Expression of adenosine kinase in adult brain
Adenosine kinase in adult brain is expected to be crucial in the regulation of endogenous adenosine levels. To determine the distribution pattern of ADK in adult brain, coronal and sagittal sections taken from 8-week-old Adk+/+ mice were analyzed immunohistochemically. Weak ADK immunoreactivity was apparent by a diffuse staining of the neuropil throughout the brain, whereas strong ADK immunoreactivity appeared to predominate in ubiquitously present, discrete selected cell bodies. With few exceptions, ADK immunoreactivity could not be detected in cellular processes (Fig. 2).
Large numbers of ADK-positive cells were observed in the olfactory bulb (Fig. 2D,E) and in the striatum (Fig. 2A,C), whereas lower numbers of ADK-positive cells were present in white matter tracts (Fig. 2A). It is striking to note that the overall immunoreactivity for ADK in each brain region appears to be determined by the number and density of individual cells expressing high levels of adenosine kinase. Therefore, it is tempting to speculate that cells specialized for adenosine removal are distributed throughout the brain. Interestingly, in brains taken from P4 Adk+/+ pups, the exclusive localization of ADK-positive cells in the four brain regions described above (Fig. 1B,D,F), has given way to a dispersion of ADK-positive cells into all regions of the adult brain (Fig. 2).
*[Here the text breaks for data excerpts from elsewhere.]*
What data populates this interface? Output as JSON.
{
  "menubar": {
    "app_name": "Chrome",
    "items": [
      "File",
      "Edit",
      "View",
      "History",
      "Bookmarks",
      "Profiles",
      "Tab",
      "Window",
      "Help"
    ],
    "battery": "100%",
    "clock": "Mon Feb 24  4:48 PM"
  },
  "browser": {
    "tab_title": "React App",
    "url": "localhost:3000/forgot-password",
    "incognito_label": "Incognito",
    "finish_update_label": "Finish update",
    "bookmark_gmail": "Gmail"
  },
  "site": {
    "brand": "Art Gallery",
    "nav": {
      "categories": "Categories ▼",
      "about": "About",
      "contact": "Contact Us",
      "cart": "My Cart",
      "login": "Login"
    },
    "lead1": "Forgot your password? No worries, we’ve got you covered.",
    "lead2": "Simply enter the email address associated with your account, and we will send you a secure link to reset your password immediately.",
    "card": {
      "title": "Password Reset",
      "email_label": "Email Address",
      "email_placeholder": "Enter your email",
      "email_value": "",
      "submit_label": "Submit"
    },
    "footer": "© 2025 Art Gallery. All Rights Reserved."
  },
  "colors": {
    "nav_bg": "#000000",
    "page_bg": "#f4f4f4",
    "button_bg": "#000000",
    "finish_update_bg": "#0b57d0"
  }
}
The cerebral cortex of adult Adk+/+ mice displays a rather homogenous distribution of nearly evenly spaced ADK-positive cells (Fig. 2B), which can be found in all cortical layers. In contrast, ADK-positive cells appear at high density within the striatum (Fig. 2C), an area that also displayed a high density of ADK-positive cells in P4 Adk+/+ pups (Fig. 1D). ADK immunoreactivity changed dramatically within the hippocampal formation during the course of postnatal development. Whereas immunoreactivity in P4 Adk+/+ pups was confined exclusively to the pyramidal and granular cell layers (Fig. 1B,F), ADK-positive cells have dispersed throughout the hippocampus in adult mice, with a near complete lack of ADK-positive cells within the granular cell layer of the dentate gyrus. Instead, a higher density of ADK-positive cells was observed at the border between the granule cells and the hilus of the dentate gyrus (Figs. 2A, 3F,K). The expression of ADK within the hippocampal formation is of interest with regards to the vulnerability of this brain structure for the development of epileptic activity. Colocalization studies with GFAP demonstrated immunoreactivity in hippocampal astrocytes (Fig. 4) as well as in distinct astrocytes in all areas of the brain (data not shown). In these cells ADK immunoreactivity failed to colocalize with the neuronal marker NeuN. However, inspection of close-up views taken from sagittal sections of adult Adk+/+ brains revealed a strong staining for ADK in periglomerular neurons of the olfactory bulb (Fig. 2D,E), which was colocalized with NeuN (data not shown) as well as in dispersed single cells within the cerebellum (Fig. 2F). Taken together our findings, the rather homogenous distribution of ADK-expressing astrocytes and neurons throughout the whole brain suggests that brain adenosine levels are under the control of these ADK-expressing cells.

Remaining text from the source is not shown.